EU has 'responsibility' to tackle malaria

While high-income countries have eradicated malaria, there is still one person dying from the disease every minute, warns Nirj Deva.

By Nirj Deva MEP

15 Apr 2014

Every year, more than 6.6 million children die before they can reach the age of five. They die, all too easily forgotten or ignored from the most preventable of causes; pneumonia, infectious diseases, diarrhoea and malnutrition.

Today, malaria remains one of the most widespread and prevalent of diseases, present in more than 100 countries across the world, and continuing to exact a heavy cost, not only in human life (one person is estimated to die every single minute from it) but in terms of economic burden, of potential lost. Children who survive early bouts of malaria often go on to suffer lifelong mental disabilities and the economic impact of this largely preventable disease is thought to be in the billions.

To some extent, the great success of the millennium development goals was not in mosquito nets bought or vaccines delivered, but in mobilising political and public awareness. It has been extraordinarily encouraging to see global commitment solidify, malaria funding increasing almost six times since 2003. Since 2007, the EU alone has funded 67 new projects worth €142.3m and covering everything from basic research to vaccines.

"A simple mosquito net costs less than €1.45, yet remains one of the most effective and cost efficient preventative measures available"
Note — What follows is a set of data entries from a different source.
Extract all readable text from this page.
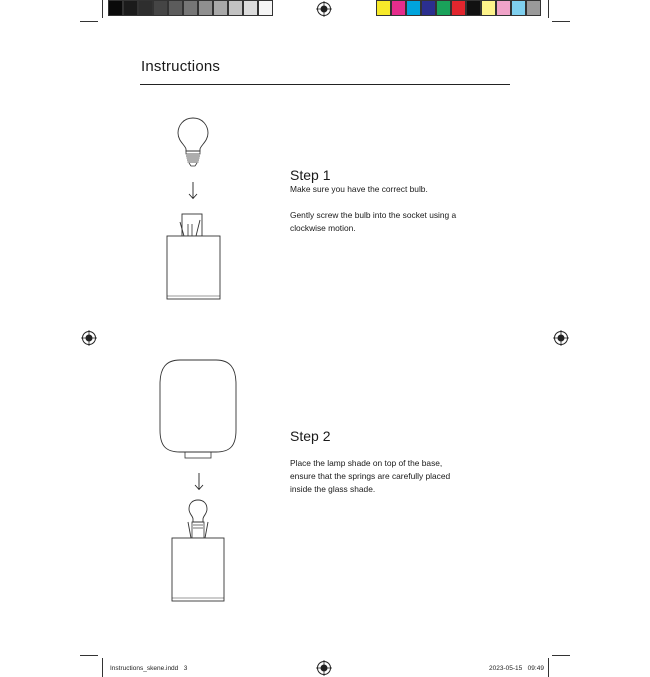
Instructions
Step 1
Make sure you have the correct bulb.
Gently screw the bulb into the socket using a
clockwise motion.
Step 2
Place the lamp shade on top of the base,
ensure that the springs are carefully placed
inside the glass shade.
Instructions_skene.indd   3	2023-05-15   09:49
It is often argued that, in response to this surge of global effort, malarial occurrences have fallen by 50 per cent in one-third of all countries in which the disease is endemic. While this is true it is not the whole picture. Between 1990 and 2010, the largest determinant reducing global poverty, and with it poverty related diseases, has been growth. Over the past 10 years, developing countries have boosted their GDP by about six per cent per year, roughly equating every one per cent increase in GDP per head to a 1.7 per cent reduction in poverty.
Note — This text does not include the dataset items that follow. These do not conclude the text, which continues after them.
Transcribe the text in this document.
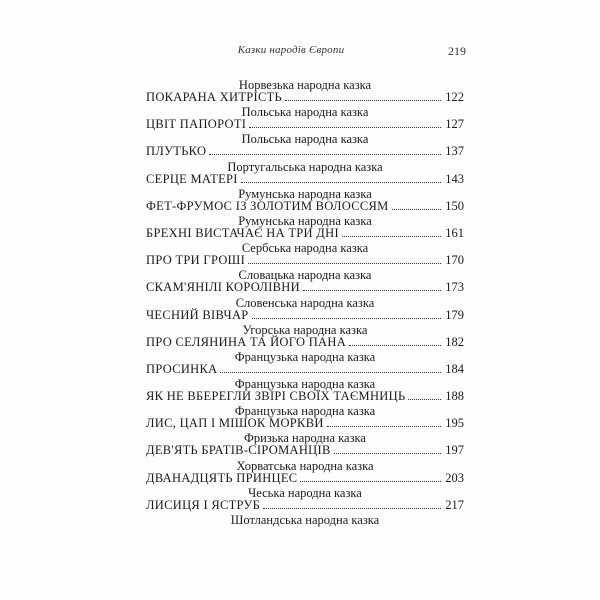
Казки народів Європи	219
Норвезька народна казка
ПОКАРАНА ХИТРІСТЬ	122
Польська народна казка
ЦВІТ ПАПОРОТІ	127
Польська народна казка
ПЛУТЬКО	137
Португальська народна казка
СЕРЦЕ МАТЕРІ	143
Румунська народна казка
ФЕТ-ФРУМОС ІЗ ЗОЛОТИМ ВОЛОССЯМ	150
Румунська народна казка
БРЕХНІ ВИСТАЧАЄ НА ТРИ ДНІ	161
Сербська народна казка
ПРО ТРИ ГРОШІ	170
Словацька народна казка
СКАМ'ЯНІЛІ КОРОЛІВНИ	173
Словенська народна казка
ЧЕСНИЙ ВІВЧАР	179
Угорська народна казка
ПРО СЕЛЯНИНА ТА ЙОГО ПАНА	182
Французька народна казка
ПРОСИНКА	184
Французька народна казка
ЯК НЕ ВБЕРЕГЛИ ЗВІРІ СВОЇХ ТАЄМНИЦЬ	188
Французька народна казка
ЛИС, ЦАП І МІШОК МОРКВИ	195
Фризька народна казка
ДЕВ'ЯТЬ БРАТІВ-СІРОМАНЦІВ	197
Хорватська народна казка
ДВАНАДЦЯТЬ ПРИНЦЕС	203
Чеська народна казка
ЛИСИЦЯ І ЯСТРУБ	217
Шотландська народна казка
In the post-2015 framework, the EU needs to look towards fostering growth and ideally shift from emergency response to a sustainable approach that demands the strengthening of existing health systems in target countries. If the Nigerian government met its health spending targets for the next three years, the additional resources alone (€19.2bn) would pay for anti-malarial mosquito nets for every citizen, vaccinations for every child and antiretrovirals for every HIV infected person in the country.
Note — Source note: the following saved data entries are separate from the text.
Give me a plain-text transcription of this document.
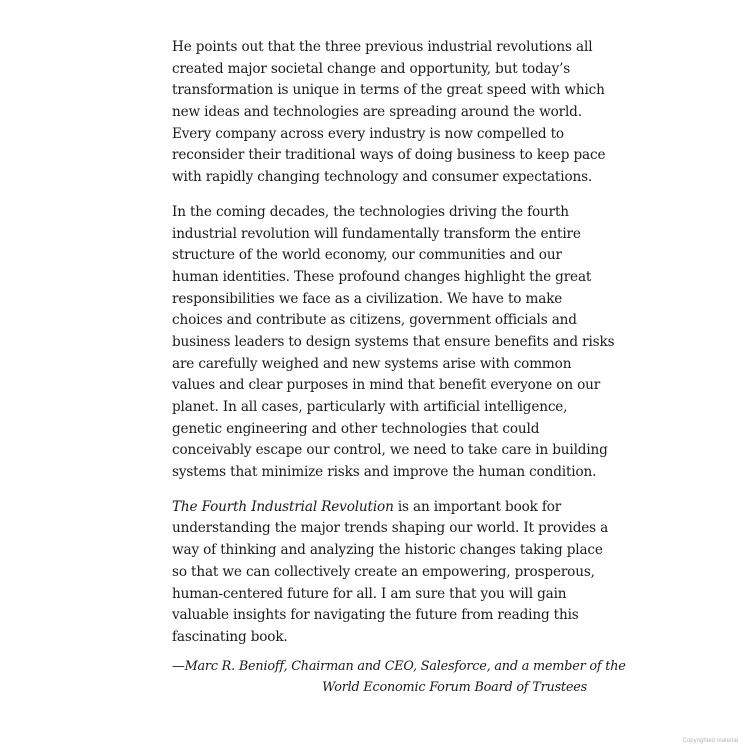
He points out that the three previous industrial revolutions all
created major societal change and opportunity, but today’s
transformation is unique in terms of the great speed with which
new ideas and technologies are spreading around the world.
Every company across every industry is now compelled to
reconsider their traditional ways of doing business to keep pace
with rapidly changing technology and consumer expectations.
In the coming decades, the technologies driving the fourth
industrial revolution will fundamentally transform the entire
structure of the world economy, our communities and our
human identities. These profound changes highlight the great
responsibilities we face as a civilization. We have to make
choices and contribute as citizens, government officials and
business leaders to design systems that ensure benefits and risks
are carefully weighed and new systems arise with common
values and clear purposes in mind that benefit everyone on our
planet. In all cases, particularly with artificial intelligence,
genetic engineering and other technologies that could
conceivably escape our control, we need to take care in building
systems that minimize risks and improve the human condition.
The Fourth Industrial Revolution is an important book for
understanding the major trends shaping our world. It provides a
way of thinking and analyzing the historic changes taking place
so that we can collectively create an empowering, prosperous,
human-centered future for all. I am sure that you will gain
valuable insights for navigating the future from reading this
fascinating book.
—Marc R. Benioff, Chairman and CEO, Salesforce, and a member of the
World Economic Forum Board of Trustees
Copyrighted material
However, before this is possible we must recognise that global aid efforts have to date still proved far short of the mark. The MDGs have delivered 18 million insecticide treated bed nets and yet there are an estimated 200 million new cases of malaria each year. A simple mosquito net costs less than €1.45, yet remains one of the most effective and cost efficient preventative measures available.

It is both shocking and frustrating that in the 21st century, 2.5 billion people still lack basic sanitation and despite HIV, tuberculosis and malaria being easily preventable or treatable, some 9000 people still die every single day from one of them. Less than 100 years ago malaria was widespread throughout much of Europe and North America. High-income countries tackled the issue at home aggressively and eventually eliminated it. Yet, a century later and one person still dies every minute in forgotten parts of the world, from a disease that we know all too well how to prevent. We have a responsibility to do far more.